A map on the wall of Jarosz’s office shows Poland at its apogee in 1668, when Polish power extended from the Baltic to the Black Sea. Poland’s eastern border was the border of present-day Ukraine then. “For 400 years, from 1385 until 1772, Przemysl and [the west Ukrainian city of] Lviv were the centre of Poland,” says Fac.

The Austro-Hungarian emperor Franz Josef granted Poland autonomy in 1867, which prompted the first stirrings of Ukrainian nationalism, Fac says. When the empire ended with the first World War, Poles and Ukrainians fought, as chronicled in Fac’s recent book, Forgotten War, the 1918-1919 Polish-Ukrainian War. Poland won, and kept Lviv until 1939.

Over the past 600 years, all or parts of present-day Ukraine have been, in succession, Polish, Austro-Hungarian, Polish again, Soviet and finally, since 1991, independent Ukraine.

Soviet and German forces converged on Poland in 1939, splitting the country in two. The San river, which runs through Przemysl, was the demarcation line. Russia deported thousands of Poles from the east bank of the river to Siberia. Germany wiped out the Jewish quarter on the west bank, sending its inhabitants to the Belzec extermination camp.

Today, the west bank, where the National Museum is located, is an empty quarter of parking lots and bus stops.

The museum contains photographs of many murdered Jewish inhabitants of Przemysl, and liturgical items from their synagogues. There are also photographs of a smiling Ukrainian woman greeting Adolph Hitler, and a Ukrainian Orthdox priest blessing the Ukrainian SS division.

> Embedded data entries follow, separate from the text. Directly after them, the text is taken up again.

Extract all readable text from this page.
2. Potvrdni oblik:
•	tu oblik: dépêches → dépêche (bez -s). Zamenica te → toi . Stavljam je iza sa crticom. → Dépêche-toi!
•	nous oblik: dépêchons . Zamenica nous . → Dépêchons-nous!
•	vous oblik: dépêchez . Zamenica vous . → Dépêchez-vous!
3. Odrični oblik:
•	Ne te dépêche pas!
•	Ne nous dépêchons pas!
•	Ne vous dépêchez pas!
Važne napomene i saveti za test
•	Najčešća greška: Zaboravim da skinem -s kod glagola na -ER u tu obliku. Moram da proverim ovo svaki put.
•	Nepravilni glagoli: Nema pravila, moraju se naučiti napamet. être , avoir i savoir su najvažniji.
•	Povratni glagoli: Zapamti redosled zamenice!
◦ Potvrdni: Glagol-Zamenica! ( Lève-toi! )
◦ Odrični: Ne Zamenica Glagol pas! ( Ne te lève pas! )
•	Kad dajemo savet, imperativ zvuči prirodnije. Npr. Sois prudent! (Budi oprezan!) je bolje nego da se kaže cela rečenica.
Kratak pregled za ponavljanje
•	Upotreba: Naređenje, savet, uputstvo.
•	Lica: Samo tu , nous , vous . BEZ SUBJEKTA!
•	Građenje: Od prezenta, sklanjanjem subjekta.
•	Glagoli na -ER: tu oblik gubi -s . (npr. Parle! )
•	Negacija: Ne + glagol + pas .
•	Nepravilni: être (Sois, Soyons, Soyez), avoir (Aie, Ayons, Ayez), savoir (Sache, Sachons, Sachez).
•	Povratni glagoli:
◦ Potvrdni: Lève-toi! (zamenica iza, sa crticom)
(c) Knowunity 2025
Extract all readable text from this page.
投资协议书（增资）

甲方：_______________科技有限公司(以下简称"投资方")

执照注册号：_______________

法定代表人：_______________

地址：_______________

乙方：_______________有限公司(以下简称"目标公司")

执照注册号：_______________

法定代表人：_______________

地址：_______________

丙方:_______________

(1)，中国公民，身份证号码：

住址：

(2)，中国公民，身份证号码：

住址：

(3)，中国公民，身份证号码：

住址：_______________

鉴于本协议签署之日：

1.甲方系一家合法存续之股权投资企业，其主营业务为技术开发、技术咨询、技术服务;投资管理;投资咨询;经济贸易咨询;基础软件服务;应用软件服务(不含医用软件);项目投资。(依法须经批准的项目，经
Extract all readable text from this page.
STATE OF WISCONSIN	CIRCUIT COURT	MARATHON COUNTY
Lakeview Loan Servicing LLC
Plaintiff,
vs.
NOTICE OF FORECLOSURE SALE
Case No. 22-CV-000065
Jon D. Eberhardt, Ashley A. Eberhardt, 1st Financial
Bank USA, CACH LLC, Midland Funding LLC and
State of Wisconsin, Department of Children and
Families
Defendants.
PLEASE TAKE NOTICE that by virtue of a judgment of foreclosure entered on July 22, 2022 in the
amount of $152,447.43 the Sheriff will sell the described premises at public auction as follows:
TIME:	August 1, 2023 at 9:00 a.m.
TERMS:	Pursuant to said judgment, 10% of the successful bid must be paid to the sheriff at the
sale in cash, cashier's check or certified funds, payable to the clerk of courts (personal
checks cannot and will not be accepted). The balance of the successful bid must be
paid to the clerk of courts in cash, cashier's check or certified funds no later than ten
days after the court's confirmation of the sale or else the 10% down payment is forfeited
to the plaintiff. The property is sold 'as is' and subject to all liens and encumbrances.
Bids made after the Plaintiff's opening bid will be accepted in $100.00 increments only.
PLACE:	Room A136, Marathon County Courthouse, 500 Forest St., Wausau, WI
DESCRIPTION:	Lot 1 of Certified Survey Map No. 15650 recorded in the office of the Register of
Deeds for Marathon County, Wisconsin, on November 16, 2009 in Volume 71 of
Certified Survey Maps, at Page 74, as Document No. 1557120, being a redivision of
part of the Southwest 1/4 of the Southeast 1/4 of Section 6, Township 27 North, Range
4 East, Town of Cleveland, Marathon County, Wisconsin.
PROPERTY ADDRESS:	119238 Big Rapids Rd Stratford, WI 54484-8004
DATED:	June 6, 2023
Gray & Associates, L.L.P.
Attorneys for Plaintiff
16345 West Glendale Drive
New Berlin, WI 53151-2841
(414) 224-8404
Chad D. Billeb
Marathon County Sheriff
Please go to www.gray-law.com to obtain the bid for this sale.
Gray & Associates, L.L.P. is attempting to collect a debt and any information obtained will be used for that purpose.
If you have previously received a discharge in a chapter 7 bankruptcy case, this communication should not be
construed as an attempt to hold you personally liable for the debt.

Yet today Poland is perhaps Ukraine’s closest ally in its hour of need. The airport at Rzeszów, 91km from Przemysl, is a hub for arms shipments to Ukraine, and Poland expects to receive a million Ukrainian refugees, to whom it offers food, lodging, transport and sympathy.

“We realise we have much more in common with Ukrainians than any other people,” Fac says.

But he fears the war signifies his own failure as a historian. “These wars repeat themselves all the time and we are surprised; we are still not learning. I feel it as a personal failure.”